I need to launch an external process that is to be controlled via messages sent back and forth via stdin and stdout. Using subprocess.Popen I am able to start the process but am unable to control the execution via stdin as I need to.

The flow of what I'm trying to complete is to:

  1. Start the external process
  2. Iterate for some number of steps
    1. Tell the external process to complete the next processing step by writing a new-line character to it's stdin
    2. Wait for the external process to signal it has completed the step by writing a new-line character to it's stdout
  3. Close the external process's stdin to indicate to the external process that execution has completed.

I have come up with the following so far:

process=subprocess.Popen([PathToProcess],stdin=subprocess.PIPE,stdout=subprocess.PIPE);
for i in xrange(StepsToComplete):
    print "Forcing step # %s"%i
    process.communicate(input='\n')

When I run the above code the '\n' is not communicated to the external process, and I never get beyond step #0. The code blocks at process.communicate() and does not proceed any further. I am using the communicate() method incorrectly?

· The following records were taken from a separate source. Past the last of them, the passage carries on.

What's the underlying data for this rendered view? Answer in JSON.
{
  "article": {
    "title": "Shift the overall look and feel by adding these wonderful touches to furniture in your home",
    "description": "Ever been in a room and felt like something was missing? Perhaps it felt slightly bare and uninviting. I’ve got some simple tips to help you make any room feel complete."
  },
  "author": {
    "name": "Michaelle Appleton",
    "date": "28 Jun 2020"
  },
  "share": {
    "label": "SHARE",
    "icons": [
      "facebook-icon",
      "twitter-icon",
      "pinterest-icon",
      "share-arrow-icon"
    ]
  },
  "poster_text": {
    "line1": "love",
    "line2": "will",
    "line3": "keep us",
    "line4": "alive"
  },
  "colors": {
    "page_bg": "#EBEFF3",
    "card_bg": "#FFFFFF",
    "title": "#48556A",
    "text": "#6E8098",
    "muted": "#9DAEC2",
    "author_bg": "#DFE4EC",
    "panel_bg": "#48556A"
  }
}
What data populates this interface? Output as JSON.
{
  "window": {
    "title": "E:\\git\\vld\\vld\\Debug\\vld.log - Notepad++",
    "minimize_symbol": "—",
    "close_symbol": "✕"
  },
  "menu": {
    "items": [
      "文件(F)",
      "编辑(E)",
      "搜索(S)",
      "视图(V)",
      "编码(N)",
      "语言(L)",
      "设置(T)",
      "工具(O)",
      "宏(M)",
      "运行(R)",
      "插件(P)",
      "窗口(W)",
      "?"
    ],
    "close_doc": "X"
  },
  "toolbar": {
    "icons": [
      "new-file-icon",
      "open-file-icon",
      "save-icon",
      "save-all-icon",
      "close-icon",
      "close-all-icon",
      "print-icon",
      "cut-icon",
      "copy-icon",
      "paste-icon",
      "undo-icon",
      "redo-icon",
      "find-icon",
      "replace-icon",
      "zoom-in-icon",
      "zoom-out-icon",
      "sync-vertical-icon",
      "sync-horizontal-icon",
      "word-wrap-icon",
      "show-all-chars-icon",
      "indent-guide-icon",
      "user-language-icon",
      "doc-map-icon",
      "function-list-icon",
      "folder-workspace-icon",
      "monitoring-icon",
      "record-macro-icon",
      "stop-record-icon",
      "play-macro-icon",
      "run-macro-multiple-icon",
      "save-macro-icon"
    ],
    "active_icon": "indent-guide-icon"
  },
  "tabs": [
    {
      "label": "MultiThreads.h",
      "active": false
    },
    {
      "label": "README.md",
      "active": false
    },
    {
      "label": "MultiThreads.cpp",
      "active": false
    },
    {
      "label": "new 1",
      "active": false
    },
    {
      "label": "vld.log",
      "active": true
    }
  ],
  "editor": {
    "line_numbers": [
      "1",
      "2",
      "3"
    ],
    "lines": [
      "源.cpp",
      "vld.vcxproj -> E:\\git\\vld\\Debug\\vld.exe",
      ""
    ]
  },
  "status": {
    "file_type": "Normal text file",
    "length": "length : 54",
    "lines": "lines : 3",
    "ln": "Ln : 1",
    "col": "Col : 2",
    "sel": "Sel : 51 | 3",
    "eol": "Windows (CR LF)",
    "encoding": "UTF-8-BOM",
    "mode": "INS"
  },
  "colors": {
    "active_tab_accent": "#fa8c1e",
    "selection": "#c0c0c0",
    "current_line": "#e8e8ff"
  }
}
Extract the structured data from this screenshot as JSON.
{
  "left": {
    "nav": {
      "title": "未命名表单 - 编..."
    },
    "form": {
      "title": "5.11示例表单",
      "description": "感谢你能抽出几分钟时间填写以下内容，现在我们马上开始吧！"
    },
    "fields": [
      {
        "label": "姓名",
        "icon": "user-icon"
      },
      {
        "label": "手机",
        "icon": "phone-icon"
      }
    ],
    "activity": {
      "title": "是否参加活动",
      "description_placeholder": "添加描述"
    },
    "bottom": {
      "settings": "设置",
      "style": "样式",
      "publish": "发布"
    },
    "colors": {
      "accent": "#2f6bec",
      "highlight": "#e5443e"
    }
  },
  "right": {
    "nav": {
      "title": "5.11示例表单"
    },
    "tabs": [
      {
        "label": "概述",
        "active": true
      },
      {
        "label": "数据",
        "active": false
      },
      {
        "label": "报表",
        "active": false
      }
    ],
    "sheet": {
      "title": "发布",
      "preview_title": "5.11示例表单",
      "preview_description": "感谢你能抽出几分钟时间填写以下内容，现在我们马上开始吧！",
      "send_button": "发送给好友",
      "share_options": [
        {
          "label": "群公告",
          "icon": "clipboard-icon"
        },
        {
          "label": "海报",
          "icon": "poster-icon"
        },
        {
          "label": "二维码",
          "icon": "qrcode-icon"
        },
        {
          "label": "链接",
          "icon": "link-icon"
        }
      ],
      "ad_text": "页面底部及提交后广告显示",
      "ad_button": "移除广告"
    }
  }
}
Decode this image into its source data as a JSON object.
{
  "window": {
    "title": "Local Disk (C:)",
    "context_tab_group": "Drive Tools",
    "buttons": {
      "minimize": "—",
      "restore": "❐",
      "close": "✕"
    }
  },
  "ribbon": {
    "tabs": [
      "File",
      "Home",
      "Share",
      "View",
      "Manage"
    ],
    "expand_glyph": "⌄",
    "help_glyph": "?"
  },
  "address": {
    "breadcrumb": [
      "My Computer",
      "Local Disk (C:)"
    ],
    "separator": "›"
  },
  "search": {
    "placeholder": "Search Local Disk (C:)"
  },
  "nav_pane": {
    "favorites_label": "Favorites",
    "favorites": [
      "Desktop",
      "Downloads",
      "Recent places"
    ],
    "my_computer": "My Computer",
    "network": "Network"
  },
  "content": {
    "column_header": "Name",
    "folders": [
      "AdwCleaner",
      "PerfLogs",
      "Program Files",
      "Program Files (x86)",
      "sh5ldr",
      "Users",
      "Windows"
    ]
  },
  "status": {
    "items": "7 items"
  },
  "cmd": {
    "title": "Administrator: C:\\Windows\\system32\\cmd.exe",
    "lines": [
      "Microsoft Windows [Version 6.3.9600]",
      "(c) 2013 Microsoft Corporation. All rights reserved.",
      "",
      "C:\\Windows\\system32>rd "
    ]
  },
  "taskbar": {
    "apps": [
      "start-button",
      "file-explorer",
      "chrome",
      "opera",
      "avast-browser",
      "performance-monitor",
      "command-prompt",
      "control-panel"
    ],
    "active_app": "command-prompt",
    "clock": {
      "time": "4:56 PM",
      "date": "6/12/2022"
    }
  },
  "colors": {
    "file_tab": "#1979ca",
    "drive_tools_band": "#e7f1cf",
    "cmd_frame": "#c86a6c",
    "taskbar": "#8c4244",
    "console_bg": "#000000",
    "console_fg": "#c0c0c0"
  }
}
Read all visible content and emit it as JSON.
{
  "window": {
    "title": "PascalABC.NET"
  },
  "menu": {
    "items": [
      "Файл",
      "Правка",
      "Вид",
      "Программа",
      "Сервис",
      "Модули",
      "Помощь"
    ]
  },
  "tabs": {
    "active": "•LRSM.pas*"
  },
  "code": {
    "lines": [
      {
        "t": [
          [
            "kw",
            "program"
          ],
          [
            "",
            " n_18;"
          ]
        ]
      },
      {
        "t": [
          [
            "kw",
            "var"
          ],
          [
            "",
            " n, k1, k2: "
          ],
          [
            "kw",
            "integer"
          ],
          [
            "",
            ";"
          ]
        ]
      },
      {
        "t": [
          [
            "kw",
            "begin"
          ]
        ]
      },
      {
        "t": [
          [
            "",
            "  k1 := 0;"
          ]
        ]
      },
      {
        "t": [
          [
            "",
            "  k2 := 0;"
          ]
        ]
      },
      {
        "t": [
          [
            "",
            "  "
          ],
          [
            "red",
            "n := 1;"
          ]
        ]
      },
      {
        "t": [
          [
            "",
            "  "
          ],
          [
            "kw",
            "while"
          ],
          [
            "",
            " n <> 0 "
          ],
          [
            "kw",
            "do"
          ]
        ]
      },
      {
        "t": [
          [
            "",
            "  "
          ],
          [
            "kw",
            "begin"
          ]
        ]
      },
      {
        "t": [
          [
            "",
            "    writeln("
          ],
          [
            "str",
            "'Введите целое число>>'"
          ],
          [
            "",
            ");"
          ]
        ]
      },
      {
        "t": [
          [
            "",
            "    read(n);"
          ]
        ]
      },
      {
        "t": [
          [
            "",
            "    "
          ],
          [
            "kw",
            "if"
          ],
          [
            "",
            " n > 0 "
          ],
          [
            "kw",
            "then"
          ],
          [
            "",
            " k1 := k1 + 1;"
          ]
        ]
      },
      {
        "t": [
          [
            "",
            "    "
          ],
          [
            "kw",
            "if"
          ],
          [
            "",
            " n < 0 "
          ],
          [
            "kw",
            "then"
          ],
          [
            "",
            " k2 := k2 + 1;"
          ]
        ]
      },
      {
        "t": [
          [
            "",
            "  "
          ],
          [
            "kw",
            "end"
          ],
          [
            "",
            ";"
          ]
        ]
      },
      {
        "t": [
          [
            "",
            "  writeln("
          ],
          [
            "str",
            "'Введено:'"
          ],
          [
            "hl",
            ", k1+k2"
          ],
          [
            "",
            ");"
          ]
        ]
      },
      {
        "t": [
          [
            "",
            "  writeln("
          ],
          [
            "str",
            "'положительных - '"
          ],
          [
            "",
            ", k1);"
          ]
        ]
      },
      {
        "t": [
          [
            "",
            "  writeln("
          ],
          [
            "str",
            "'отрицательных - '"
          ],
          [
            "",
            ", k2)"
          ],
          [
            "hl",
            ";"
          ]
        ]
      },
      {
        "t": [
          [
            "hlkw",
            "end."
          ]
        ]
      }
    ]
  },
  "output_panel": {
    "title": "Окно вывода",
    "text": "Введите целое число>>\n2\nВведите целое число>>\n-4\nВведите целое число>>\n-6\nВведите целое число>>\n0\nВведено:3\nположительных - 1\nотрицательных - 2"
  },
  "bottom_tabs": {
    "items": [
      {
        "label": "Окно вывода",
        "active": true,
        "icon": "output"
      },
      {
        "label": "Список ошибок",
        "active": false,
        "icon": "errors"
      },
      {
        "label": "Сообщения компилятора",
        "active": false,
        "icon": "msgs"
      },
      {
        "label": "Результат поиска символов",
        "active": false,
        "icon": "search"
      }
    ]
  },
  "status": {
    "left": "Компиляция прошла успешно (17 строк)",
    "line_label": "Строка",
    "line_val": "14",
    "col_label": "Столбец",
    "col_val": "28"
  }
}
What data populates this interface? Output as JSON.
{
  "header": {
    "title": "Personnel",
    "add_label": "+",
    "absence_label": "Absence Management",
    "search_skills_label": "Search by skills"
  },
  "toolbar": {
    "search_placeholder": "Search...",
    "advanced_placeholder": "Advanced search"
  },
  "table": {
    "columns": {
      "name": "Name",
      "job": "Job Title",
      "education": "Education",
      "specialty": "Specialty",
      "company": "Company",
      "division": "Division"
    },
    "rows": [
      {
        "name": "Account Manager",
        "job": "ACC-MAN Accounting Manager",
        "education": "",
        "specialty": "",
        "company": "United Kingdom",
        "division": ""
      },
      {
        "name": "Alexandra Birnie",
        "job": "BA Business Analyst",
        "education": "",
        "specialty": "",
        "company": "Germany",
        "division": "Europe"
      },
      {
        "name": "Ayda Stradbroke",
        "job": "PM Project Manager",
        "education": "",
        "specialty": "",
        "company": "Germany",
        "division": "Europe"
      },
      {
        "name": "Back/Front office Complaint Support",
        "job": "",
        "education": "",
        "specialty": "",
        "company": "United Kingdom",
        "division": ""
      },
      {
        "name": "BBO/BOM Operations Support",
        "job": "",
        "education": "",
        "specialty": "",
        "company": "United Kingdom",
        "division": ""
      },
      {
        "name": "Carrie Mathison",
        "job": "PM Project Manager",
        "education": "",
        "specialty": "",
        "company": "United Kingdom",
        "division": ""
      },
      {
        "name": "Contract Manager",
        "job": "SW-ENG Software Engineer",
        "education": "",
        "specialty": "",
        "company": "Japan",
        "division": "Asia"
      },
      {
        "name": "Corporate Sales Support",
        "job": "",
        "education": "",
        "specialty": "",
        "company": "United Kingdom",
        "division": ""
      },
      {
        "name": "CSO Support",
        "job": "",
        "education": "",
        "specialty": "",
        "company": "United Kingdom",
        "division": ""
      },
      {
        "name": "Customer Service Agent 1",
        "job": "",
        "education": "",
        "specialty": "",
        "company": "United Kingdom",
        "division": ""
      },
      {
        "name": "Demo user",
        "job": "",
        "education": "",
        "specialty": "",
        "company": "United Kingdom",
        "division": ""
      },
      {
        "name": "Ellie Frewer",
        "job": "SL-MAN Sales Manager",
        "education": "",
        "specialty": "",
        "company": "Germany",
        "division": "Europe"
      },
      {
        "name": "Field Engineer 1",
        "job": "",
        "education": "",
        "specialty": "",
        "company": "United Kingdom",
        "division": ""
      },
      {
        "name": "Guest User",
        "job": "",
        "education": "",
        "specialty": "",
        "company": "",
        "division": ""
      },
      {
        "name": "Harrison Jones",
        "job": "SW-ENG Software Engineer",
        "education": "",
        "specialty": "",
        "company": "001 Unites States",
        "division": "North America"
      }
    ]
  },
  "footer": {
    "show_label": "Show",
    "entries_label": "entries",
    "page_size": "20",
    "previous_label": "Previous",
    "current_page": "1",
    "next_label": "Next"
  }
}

Also how would I implement the "wait until the external process writes a new line" piece of functionality?

+3  A: 

process.communicate(input='\n') is wrong. If you will notice from the Python docs, it writes your string to the stdin of the child, then reads all output from the child until the child exits. From doc.python.org:

Popen.communicate(input=None) Interact with process: Send data to stdin. Read data from stdout and stderr, until end-of-file is reached. Wait for process to terminate. The optional input argument should be a string to be sent to the child process, or None, if no data should be sent to the child.

Instead, you want to just write to the child's stdout. Then read from it in your loop.

Something more like:

process=subprocess.Popen([PathToProcess],stdin=subprocess.PIPE,stdout=subprocess.PIPE);
for i in xrange(StepsToComplete):
    print "Forcing step # %s"%i
    process.stdin.write("\n")
    result=process.stdout.readline()

This will do something more like what you want.

Christopher
Something that bit me when I first did this was that if you're only sending a few characters, you may have to flush the streams before anything is transmitted.
Kiv
A: 

You could use Twisted, by using reactor.spawnProcess and LineReceiver.